Can CMS Unleash Prosperity Through Deregulation?

On January 31, 2025, President Trump issued Executive Order 14192 “Unleashing Prosperity Through Deregulation.” It states that it is the Administration’s policy to reduce how much it costs to comply with Federal regulations, and “to secure America’s economic prosperity and national security and the highest possible quality of life for each citizen.” CMS is seeking public input on approaches and opportunities to streamline regulations and reduce administrative burdens on providers, suppliers, patients, and others. The RFI is available at: https://www.cms.gov/medicare-regulatory-relief-rfi, and comments are due on June 10, 2025.
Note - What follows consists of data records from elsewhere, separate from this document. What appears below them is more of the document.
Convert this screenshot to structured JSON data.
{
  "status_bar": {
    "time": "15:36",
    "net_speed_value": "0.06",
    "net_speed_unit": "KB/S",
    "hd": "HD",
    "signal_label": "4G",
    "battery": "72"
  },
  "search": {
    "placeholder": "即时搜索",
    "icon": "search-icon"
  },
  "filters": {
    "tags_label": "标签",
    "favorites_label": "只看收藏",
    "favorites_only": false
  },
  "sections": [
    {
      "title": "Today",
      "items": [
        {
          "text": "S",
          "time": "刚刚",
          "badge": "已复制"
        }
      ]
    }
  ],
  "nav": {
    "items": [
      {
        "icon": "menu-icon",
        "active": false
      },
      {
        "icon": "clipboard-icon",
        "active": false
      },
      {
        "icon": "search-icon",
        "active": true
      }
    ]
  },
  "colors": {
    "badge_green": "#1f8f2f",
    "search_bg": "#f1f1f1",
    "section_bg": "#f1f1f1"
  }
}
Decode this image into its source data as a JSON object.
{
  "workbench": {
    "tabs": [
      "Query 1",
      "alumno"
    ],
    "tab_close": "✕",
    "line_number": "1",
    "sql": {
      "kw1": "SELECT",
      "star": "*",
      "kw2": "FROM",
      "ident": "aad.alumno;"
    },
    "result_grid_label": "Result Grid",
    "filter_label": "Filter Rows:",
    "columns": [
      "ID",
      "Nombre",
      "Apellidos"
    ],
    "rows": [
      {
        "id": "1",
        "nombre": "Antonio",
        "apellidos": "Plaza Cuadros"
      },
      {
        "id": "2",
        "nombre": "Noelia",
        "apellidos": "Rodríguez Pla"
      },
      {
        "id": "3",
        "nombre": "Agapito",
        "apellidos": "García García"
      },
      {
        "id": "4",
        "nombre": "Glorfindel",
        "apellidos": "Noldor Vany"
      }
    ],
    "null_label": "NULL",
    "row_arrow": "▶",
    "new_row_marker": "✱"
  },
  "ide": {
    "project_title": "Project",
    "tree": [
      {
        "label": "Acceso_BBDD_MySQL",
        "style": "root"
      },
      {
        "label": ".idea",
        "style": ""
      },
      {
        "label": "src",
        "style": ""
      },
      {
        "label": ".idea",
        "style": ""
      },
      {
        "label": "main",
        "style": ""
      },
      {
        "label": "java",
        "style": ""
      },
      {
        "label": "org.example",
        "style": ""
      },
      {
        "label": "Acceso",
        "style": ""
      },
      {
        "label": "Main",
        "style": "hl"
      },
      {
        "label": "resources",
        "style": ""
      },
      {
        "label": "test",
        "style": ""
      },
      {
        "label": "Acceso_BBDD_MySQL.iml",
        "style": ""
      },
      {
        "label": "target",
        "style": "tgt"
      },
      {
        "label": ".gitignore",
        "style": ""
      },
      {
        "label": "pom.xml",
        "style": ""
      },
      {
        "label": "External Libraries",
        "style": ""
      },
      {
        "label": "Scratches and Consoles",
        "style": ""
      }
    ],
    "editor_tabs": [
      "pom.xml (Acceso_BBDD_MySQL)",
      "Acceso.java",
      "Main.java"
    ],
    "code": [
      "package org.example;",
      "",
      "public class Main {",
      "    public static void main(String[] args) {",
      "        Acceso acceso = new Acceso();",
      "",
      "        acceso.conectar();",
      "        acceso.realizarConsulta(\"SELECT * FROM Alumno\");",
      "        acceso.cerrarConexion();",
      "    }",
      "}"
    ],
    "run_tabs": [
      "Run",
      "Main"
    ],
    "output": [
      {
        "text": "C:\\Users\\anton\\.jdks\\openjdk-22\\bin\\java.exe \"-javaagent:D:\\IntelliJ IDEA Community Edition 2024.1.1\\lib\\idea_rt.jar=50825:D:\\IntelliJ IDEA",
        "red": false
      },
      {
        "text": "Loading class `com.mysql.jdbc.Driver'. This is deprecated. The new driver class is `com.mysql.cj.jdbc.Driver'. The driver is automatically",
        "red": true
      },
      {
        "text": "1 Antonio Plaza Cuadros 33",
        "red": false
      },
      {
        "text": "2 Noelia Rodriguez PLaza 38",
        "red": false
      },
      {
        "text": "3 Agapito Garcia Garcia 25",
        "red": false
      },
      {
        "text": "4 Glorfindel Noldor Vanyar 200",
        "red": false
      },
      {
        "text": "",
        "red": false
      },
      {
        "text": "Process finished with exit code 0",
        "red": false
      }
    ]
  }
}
This is a big deal for providers and EMRs. Data and quality reporting, and the data entry necessary to support its creation, has overwhelmed physicians’ workflows and product roadmaps. CMS is specifically asking the following:

  1. Which specific Medicare administrative processes or quality and data reporting requirements create the most significant burdens for providers?
  2. Are there specific Medicare administrative processes, quality, or data reporting requirements, that could be automated or simplified to reduce the administrative burden on facilities and providers?
  3. What changes can be made to simplify Medicare reporting and documentation requirements without affecting program integrity?
  4. Are there opportunities to reduce the frequency or complexity of reporting for Medicare providers?
  5. How can Medicare better align its requirements with best practices and industry standards without imposing additional regulatory requirements, particularly in areas such as telemedicine, transparency, digital health, and integrated care systems?

There’s more, but this is a great starting list of questions. I have a couple of thoughts, too.

First, I am going to venture a guess and say that most clinicians would only like to be measured against clinical quality measures that have statistically significant affect on patient outcomes, as measured in a proper double-blinded study. I am going to also guess that most EMR developers would love to support that number of measures. The only one I am aware of is the hospital re-admission measure, but it’s certainly not hundreds. Each of those things is a tiny word problem where sometimes “one year” means 365 days, sometimes it does not. The whole quality measure reporting system is byzantine because of the intersection of ONC/ASTP certification, the quality data model, the fee schedules, payer-specific measures, etc.

Next, I would also venture to say that most providers find the meaningful use program (whether in MIPS or on the hospital side) to be at best a distraction, and at worst a disaster. The timelines between measure proposal, testing, developer implementation, and user adoption makes physicians hate the workflows that the program measures, and crowds out innovative developers because so much of the product’s roadmap is captured to support tweaks to these reporting programs.

If I were to sum it up, I would say what both groups could use is fewer measures that have never been field tested for any sort of real efficacy. There’s real reporting burn out, and a lot of it stems from a hopeless feeling that it the reporting is meaningless and has no real use.